The Grand Locus / Life for statistical sciences

A gentle introduction to the Cramér-Rao lower bound (with a cat)

It is summer, Edgard and Sofia are comfortably sitting on the terrace, watching the beautiful light of the end of the day. Edgard starts:

“Let’s play a game to see who is the better statistician! Immanuel my cat will give each of us a secret number strictly greater than zero. The other person will have to guess it.”

“How are we going to guess?”

“Let’s say that the secret numbers are the means of some Poisson variable. We generate samples at random. The one who gets the closest estimate by dinner time wins.”

“That sounds easy! Will Immanuel give us the same number?”

“What is the fun in that? Let’s ask him to give two different numbers. You know what to do. Just give me your first sample whenever you are ready and I will try to guess your secret number.”

Immanuel whispers something in the ear of Sofia and then does the same with Edgard.

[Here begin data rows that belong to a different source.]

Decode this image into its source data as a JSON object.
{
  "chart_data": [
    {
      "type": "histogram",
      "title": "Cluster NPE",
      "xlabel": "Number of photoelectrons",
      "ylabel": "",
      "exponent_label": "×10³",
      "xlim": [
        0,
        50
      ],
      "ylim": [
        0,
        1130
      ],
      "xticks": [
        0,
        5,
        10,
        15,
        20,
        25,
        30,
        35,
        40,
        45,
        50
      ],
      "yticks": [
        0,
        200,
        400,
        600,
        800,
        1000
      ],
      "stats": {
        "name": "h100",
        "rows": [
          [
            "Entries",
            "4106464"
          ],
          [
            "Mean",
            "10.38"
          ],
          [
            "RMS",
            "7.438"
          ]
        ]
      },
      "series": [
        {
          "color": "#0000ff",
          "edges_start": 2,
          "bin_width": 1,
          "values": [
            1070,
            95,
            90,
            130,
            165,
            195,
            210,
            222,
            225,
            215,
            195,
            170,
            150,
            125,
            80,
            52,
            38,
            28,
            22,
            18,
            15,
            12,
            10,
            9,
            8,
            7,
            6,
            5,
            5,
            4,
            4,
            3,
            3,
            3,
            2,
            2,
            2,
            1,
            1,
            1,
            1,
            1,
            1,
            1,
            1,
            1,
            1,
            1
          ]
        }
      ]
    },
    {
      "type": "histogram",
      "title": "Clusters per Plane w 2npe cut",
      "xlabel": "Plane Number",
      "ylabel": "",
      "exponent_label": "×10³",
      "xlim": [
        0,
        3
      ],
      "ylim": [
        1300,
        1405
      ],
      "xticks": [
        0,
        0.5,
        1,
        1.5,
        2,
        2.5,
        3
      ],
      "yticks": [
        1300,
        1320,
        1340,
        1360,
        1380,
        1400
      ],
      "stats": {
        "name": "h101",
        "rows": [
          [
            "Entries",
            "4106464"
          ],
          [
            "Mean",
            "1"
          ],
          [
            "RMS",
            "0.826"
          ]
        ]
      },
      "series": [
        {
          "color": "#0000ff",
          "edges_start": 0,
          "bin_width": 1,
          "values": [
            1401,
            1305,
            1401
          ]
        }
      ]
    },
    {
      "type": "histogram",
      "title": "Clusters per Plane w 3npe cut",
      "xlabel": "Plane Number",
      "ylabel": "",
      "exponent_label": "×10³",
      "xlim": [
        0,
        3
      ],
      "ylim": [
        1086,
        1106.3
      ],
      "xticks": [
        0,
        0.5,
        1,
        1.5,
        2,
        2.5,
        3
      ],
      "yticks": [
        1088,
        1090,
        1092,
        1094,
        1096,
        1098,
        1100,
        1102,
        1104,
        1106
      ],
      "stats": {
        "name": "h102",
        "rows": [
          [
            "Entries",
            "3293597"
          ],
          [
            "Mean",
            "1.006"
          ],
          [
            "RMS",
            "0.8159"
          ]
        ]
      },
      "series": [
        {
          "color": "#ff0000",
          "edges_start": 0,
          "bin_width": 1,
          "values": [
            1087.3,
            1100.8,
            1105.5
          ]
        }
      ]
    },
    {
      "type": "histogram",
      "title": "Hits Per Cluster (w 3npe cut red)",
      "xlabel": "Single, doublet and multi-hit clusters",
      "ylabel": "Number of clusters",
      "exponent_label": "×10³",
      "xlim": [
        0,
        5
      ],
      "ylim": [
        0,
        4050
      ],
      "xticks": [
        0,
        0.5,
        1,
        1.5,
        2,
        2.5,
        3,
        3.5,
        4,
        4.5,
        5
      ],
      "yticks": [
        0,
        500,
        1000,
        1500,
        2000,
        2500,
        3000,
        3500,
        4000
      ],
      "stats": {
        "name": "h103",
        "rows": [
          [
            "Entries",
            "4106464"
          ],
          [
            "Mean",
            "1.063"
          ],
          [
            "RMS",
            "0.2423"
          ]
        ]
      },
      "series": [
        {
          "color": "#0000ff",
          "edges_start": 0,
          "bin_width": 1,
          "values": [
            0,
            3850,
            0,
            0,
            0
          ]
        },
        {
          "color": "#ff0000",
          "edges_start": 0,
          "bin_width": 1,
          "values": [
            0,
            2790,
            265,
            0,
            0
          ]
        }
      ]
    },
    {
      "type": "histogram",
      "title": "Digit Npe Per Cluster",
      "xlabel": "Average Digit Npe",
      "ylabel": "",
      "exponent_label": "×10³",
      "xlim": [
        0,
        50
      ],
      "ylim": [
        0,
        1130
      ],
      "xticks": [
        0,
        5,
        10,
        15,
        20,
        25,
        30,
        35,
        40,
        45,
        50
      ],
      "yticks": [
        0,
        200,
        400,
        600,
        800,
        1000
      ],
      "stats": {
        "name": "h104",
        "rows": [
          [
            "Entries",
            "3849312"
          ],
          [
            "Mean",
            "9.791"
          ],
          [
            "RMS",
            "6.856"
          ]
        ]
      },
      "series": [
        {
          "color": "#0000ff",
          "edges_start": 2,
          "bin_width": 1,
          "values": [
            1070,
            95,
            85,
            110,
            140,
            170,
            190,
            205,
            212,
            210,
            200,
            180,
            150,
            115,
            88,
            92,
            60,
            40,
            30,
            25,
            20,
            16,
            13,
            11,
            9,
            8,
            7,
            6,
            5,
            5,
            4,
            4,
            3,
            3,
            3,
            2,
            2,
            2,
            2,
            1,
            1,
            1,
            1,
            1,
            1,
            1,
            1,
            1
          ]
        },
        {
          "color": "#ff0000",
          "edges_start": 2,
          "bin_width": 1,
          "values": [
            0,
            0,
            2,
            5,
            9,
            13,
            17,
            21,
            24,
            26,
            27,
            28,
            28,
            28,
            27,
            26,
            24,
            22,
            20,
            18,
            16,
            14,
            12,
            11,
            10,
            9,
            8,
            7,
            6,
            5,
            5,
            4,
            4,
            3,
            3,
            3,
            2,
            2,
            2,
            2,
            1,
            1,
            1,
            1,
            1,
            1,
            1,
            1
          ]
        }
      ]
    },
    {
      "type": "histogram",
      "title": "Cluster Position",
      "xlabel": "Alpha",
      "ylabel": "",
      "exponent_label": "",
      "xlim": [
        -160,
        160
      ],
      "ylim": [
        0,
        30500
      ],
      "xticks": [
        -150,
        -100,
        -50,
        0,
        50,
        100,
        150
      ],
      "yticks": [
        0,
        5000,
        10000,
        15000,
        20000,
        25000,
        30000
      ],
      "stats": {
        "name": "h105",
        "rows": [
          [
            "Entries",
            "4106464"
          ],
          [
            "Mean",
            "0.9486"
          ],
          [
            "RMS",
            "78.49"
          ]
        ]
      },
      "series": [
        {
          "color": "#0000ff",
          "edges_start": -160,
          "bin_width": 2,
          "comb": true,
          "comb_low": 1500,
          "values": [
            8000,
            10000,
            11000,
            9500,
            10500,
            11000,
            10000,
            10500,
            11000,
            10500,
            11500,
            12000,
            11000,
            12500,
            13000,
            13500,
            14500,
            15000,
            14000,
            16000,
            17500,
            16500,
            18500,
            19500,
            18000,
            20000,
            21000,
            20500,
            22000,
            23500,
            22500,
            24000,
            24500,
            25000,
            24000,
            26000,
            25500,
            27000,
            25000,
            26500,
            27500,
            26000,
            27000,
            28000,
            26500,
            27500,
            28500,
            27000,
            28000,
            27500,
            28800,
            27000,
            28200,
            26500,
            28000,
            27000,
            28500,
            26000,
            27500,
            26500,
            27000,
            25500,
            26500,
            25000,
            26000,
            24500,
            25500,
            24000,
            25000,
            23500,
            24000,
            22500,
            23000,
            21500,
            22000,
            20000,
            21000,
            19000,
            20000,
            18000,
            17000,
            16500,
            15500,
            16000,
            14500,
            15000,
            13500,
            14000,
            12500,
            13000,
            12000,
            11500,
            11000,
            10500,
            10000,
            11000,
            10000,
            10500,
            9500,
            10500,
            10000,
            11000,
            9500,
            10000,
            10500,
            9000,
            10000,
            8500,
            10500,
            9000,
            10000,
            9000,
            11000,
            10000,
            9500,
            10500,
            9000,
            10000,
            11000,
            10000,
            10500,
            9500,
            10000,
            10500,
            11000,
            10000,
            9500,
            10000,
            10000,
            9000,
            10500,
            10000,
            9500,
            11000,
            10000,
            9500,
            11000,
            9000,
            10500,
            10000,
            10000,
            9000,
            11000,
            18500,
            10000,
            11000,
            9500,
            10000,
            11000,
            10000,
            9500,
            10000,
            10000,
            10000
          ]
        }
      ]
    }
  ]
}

Sofia opens her laptop and after a few keystrokes she says “The first number I have for you is 1.”

“OK, I give up. You win.”

Sofia is puzzled at first, but then she notices how Immanuel is rolling on the floor and cannot stop laughing. “Oh I see... Thanks for conceding defeat Edgard. For the sake of formalities, my guess is that your number is ten to the minus twenty, now is a good time to go for dinner and I win. ”

Let us watch it again in slow motion

Edgard implicitly assumed that every number is equally hard to guess, but his cat Immanuel decided to show him that there is more to being a good statistician at winning this game. Some numbers are intrinsically harder to guess than others.

To make his point, Immanuel gave Edgard a number that is very close to zero. Say 0.000398 for instance. Now Edgard has to generate Poisson samples with this mean and he realizes that more than 99.9% of the time, the number he will give to Sofia will be 0. Even after one attempt, Sofia’s guess will be 0 (or something very close because she knows that the number is positive) because that is the rational thing to say. And that will be very close to the actual number...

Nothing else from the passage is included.